Airline automates some recruiting tasks to speed hiring process
Southwest Airlines is investing in digital job placement tools, including chatbots, to expedite the hiring process amid resurging demand as air travel takes off and a competitive labor market. “The labor market is probably as tough as I’ve ever seen it, and so we’ve got to be able to move with speed, and that’s where all these tools come into play,” said Greg Muccio, the carrier’s director of talent acquisition. Southwest uses a platform from Phenom People that powers the company’s careers site, and uses artificial intelligence to target job postings and messaging to potential candidates. Some video interviews have been conducted via Zoom and Microsoft but the airline expects to move to a videoconferencing tool that is part of the Phenom platform to take advantage of archiving capabilities and keep all recruiting tools in one place. Phenom CEO Mahe Bayireddi says the company's platform also features deep-learning algorithms that can score job candidates based on their skills and experiences and help recruiters decide which candidates should be prioritized, although Mr Muccio said these capabilities won’t be used because he prefers that humans control that part of the recruitment process.

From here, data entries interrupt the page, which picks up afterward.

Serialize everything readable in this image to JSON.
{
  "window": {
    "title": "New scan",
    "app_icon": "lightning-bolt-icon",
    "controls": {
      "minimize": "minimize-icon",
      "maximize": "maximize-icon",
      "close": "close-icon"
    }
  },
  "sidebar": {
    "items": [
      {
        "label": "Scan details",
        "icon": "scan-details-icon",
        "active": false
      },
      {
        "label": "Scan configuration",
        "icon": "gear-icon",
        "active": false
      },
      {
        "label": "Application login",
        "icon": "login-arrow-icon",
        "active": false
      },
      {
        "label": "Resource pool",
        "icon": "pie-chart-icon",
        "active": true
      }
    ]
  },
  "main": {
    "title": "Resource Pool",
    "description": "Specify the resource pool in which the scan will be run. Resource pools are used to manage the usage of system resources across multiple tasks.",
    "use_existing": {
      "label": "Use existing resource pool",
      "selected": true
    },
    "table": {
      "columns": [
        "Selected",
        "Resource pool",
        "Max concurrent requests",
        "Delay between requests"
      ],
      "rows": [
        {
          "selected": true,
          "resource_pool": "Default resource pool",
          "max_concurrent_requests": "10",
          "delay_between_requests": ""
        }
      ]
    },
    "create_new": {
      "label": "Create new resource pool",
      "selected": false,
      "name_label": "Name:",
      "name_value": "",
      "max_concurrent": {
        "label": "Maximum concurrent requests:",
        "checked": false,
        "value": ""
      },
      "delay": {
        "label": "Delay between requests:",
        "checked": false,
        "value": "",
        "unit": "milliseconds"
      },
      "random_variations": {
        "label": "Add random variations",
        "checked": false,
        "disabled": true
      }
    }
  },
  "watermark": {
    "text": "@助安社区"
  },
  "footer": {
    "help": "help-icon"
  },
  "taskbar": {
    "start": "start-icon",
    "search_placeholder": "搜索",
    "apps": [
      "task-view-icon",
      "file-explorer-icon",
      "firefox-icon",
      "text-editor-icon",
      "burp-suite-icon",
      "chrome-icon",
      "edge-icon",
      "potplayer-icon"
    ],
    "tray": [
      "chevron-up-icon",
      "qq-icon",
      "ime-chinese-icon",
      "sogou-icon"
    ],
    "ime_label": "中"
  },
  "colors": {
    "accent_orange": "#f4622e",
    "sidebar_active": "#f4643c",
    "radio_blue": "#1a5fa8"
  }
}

Most UAE workers are prepared to change career path
The pandemic has driven a paradigm shift in attitudes around long-term employment and almost two-thirds (63%) of UAE workers are now willing to pursue different career paths post-crisis, according to a study by management consultancy Boston Consulting Group (BCG) and Middle East job site “Over the past year, technological disruption has accelerated tremendously. The increasing presence of automation in work processes has seen concerns regarding job security rise substantially, with many now questioning their futures as a result,” said Dr Christopher Daniel, Managing Director and Partner, BCG Middle East, adding “As such, workers have experienced a change in professional outlook. This is emphasized through the survey’s findings, with around two-thirds of respondents reaffirming their perceptions that retraining is a viable route towards new opportunities.”
Pandemic hits Japan's food trucks
Japan Times reports on how the pandemic has badly impacted  the nation's food truck industry. More people are now working from home and many events have been canceled, and the state of emergency in Tokyo, Osaka and other prefectures has seen local governments place restrictions on where the trucks can operate. "We've seen a drop in the number of places where we're allowed to operate," said Atsushi Oshima, the operator of Potage-Ya, a food truck specializing in vegetable soup.